You sleep! The Republic is in irons... Citizens! Citizens! Shake off
your slumbers! Wake up! Our tearful motherland looks to you patriots who
have escaped the flames of the revolutionary tribunal to TAKE ENERGETIC
ACTION for the love of liberty and in self-defence. The aristocracy
back-stabs and a price is put upon your heads. Shoulder arms! Take up
your pens! Close ranks! Audacity against audacity! This is where we must
attack, harry and bring severe pressure to bear on the enemy, giving him
no respite. Let us hold tyranny up to ridicule and publicize its
misdeeds; let us thwart its sinister designs and not wait until it
launches a surprise attack on us.. LET US DARE! ...And the danger is no
more; forgetting about ourselves can save the motherland; dangers and
obstacles scatter in the face of courage, devotion eludes them. Tremble!

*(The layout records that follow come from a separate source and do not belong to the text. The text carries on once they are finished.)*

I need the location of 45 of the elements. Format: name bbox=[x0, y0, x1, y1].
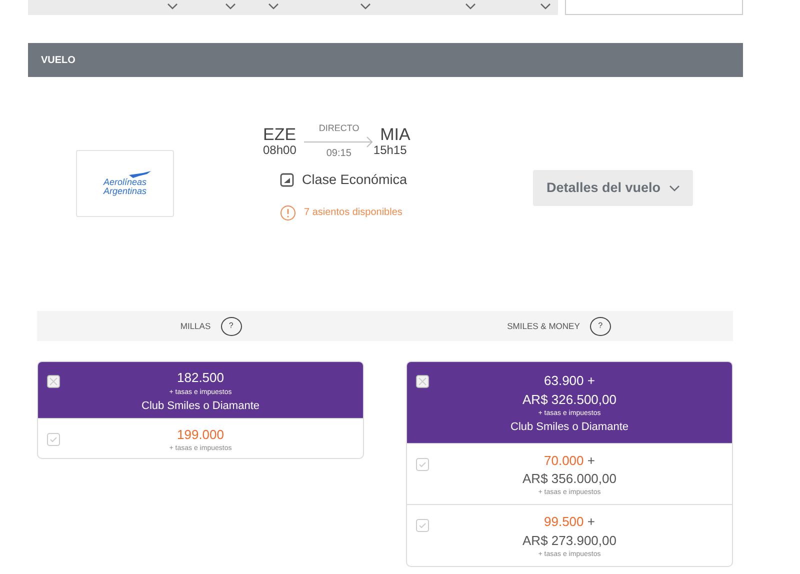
plus-sign: + bbox=[587, 452, 595, 468]
seats-available: 7 asientos disponibles bbox=[304, 206, 402, 220]
money-price: AR$ 273.900,00 bbox=[522, 532, 618, 550]
chevron-down-icon[interactable] bbox=[465, 3, 476, 10]
tier-label: Club Smiles o Diamante bbox=[140, 398, 260, 414]
cabin-class: Clase Económica bbox=[302, 170, 408, 188]
bird-logo-icon bbox=[129, 171, 151, 178]
chevron-down-icon[interactable] bbox=[225, 3, 236, 10]
plus-sign: + bbox=[587, 514, 595, 529]
checkbox-icon[interactable] bbox=[416, 458, 429, 470]
column-title: SMILES & MONEY bbox=[507, 320, 580, 332]
miles-price: 182.500 bbox=[177, 370, 224, 385]
seat-icon bbox=[280, 172, 294, 187]
miles-price: 99.500 bbox=[544, 514, 584, 529]
chevron-down-icon[interactable] bbox=[540, 3, 551, 10]
airport-code: MIA bbox=[380, 124, 410, 145]
tier-label: Club Smiles o Diamante bbox=[510, 420, 630, 434]
input-field[interactable] bbox=[565, 0, 743, 15]
duration: 09:15 bbox=[326, 146, 352, 160]
checkbox-icon[interactable] bbox=[416, 375, 429, 388]
miles-price: 70.000 bbox=[544, 452, 584, 468]
money-price: AR$ 326.500,00 bbox=[522, 390, 618, 408]
checkbox-icon[interactable] bbox=[416, 519, 429, 532]
flight-details-button[interactable]: Detalles del vuelo bbox=[533, 170, 693, 206]
departure-time: 08h00 bbox=[263, 142, 296, 159]
warning-icon bbox=[280, 204, 296, 221]
chevron-down-icon bbox=[668, 184, 680, 192]
airport-code: EZE bbox=[263, 124, 296, 145]
airline-name: Aerolíneas Argentinas bbox=[102, 178, 148, 196]
section-header: VUELO bbox=[28, 43, 743, 77]
chevron-down-icon[interactable] bbox=[268, 3, 279, 10]
column-title: MILLAS bbox=[180, 320, 211, 332]
miles-price: 199.000 bbox=[177, 426, 224, 442]
chevron-down-icon[interactable] bbox=[360, 3, 371, 10]
money-price: AR$ 356.000,00 bbox=[522, 470, 618, 488]
chevron-down-icon[interactable] bbox=[167, 3, 178, 10]
checkbox-icon[interactable] bbox=[47, 375, 60, 388]
help-button[interactable]: ? bbox=[590, 316, 611, 336]
checkbox-icon[interactable] bbox=[47, 432, 60, 446]
arrow-icon bbox=[304, 136, 374, 148]
stops-label: DIRECTO bbox=[318, 122, 360, 135]
miles-price: 63.900 bbox=[544, 373, 584, 388]
help-button[interactable]: ? bbox=[220, 316, 242, 336]
arrival-time: 15h15 bbox=[373, 142, 407, 159]
plus-sign: + bbox=[587, 373, 595, 388]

Tyrants in your masks of popularity, for thought is coming into its own
after lengthy suppression, it will hit you like saltpetre packed into a
pipe. The free man unleashes his hatred of oppressors and the press
fires its guns... And where are the ringleaders of the conspiracy? ..

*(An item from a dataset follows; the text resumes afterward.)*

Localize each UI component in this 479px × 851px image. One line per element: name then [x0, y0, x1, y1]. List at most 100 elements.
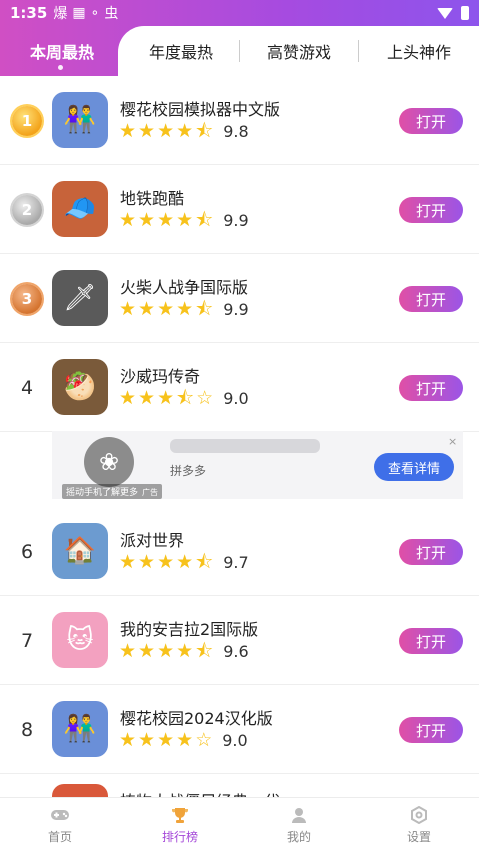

Ashen-faced and undone, they lie in the dust, breathing their last...
And are no more.
The French nation breathes again as its many battalions rally around her
freely elected authority, forming an impregnable bulwark outside the
National Convention: the sordid remnants of its would-be assassins are
dispatched. Spirits are lifted and at ease. Joy and enthusiasm are
universal; on the ramparts of the temple of the law, waves the tricolour
flag, bearing this legend, that ten thousand free men chant in unison to
the breeze:
"Long live the rights of the sovereign people! Respect the National
Convention! Down with the usurpers! BETTER THAT THE REVOLUTIONARY
GOVERNMENT SHOULD PERISH THAN A PRINCIPLE."